Don't agree with me? Then why are our children killing one another at record rates? Why are we accepting disrespectful lyrics to bring about shame and dishonor? Why do we stay home in our districts when it comes to local legislation and voting? Why aren't we showing up at community meetings; city council meetings? Why aren't we holding our schools responsible for what they are or are not teaching our children? Why are we disrespecting our fathers in front of their children? Why are we disrespecting our mothers in front of their children? Why are we continually fighting and turning on one another; when together we have proven to be so much more powerful? Why are we so full of self-hate that we embrace that which is wrong and shun what is right, all in the name of the almighty dollar?

I ask myself these questions. I ask myself what happen to our movers and shakers that stand up for the cause, and work tirelessly to make a difference in not only their own family's lives, but the lives of those around them.

Yes. I know and recognize those that are doing such. But they are but a few that cannot possibly carry the heavy load alone. And, if we are not teaching our children to be proud of who they are and to know from whence they come; then who will be there to pick up where those who have come before them return to their essence?

I don't believe it is a losing battle. Difficult, rough, and sometime encumber-some? Yes. But well worth the battle. It's a battle between life and death. A fight not just for survival, but for hope, and visions, and dreams. A fight for a future and a voice that continues to speak, and hands that continue to build, and fight for what is right.

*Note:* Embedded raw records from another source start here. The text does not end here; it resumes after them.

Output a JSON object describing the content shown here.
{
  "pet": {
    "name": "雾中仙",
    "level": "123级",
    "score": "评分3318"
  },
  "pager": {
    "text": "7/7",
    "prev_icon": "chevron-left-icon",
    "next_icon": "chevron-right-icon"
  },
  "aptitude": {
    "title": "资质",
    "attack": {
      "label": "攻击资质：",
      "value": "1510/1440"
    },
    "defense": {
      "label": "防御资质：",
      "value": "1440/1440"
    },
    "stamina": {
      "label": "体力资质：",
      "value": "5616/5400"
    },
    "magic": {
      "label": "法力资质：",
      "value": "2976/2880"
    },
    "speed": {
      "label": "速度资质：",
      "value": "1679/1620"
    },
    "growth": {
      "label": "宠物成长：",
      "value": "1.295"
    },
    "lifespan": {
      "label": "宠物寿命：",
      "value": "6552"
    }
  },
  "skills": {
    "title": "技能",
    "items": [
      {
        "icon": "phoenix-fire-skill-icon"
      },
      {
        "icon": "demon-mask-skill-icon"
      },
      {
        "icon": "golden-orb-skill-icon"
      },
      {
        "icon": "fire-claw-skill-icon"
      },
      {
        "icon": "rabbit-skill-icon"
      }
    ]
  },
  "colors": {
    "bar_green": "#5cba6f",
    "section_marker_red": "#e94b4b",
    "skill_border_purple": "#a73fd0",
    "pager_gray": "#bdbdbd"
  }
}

When I think of Black History Month, I think of my childhood. I think of when I was growing up and how I was taught to embrace my heritage; to embrace my culture, as I was also taught to learn and appreciate other cultures, as well. I thought about how we celebrated our history. The various programs and celebrations that were not only in the community centers, but in the church houses, and even on some jobs. I thought about the pride that was exuded, and the respect and honor shown to our elders and their contributions. I think of The National Negro Hymn: Lift Every Voice and Sing. Do our children know that song? Do we, as adults, remember the song to even teach it to our children?

I know this for certain: in order for a greater tomorrow, we must always embrace our history. We must celebrate it, teach it, remember it, and learn it. It holds the keys to our future, and to the future of each and every generation to come. We cannot possibly know where we are going, without knowing where we came from.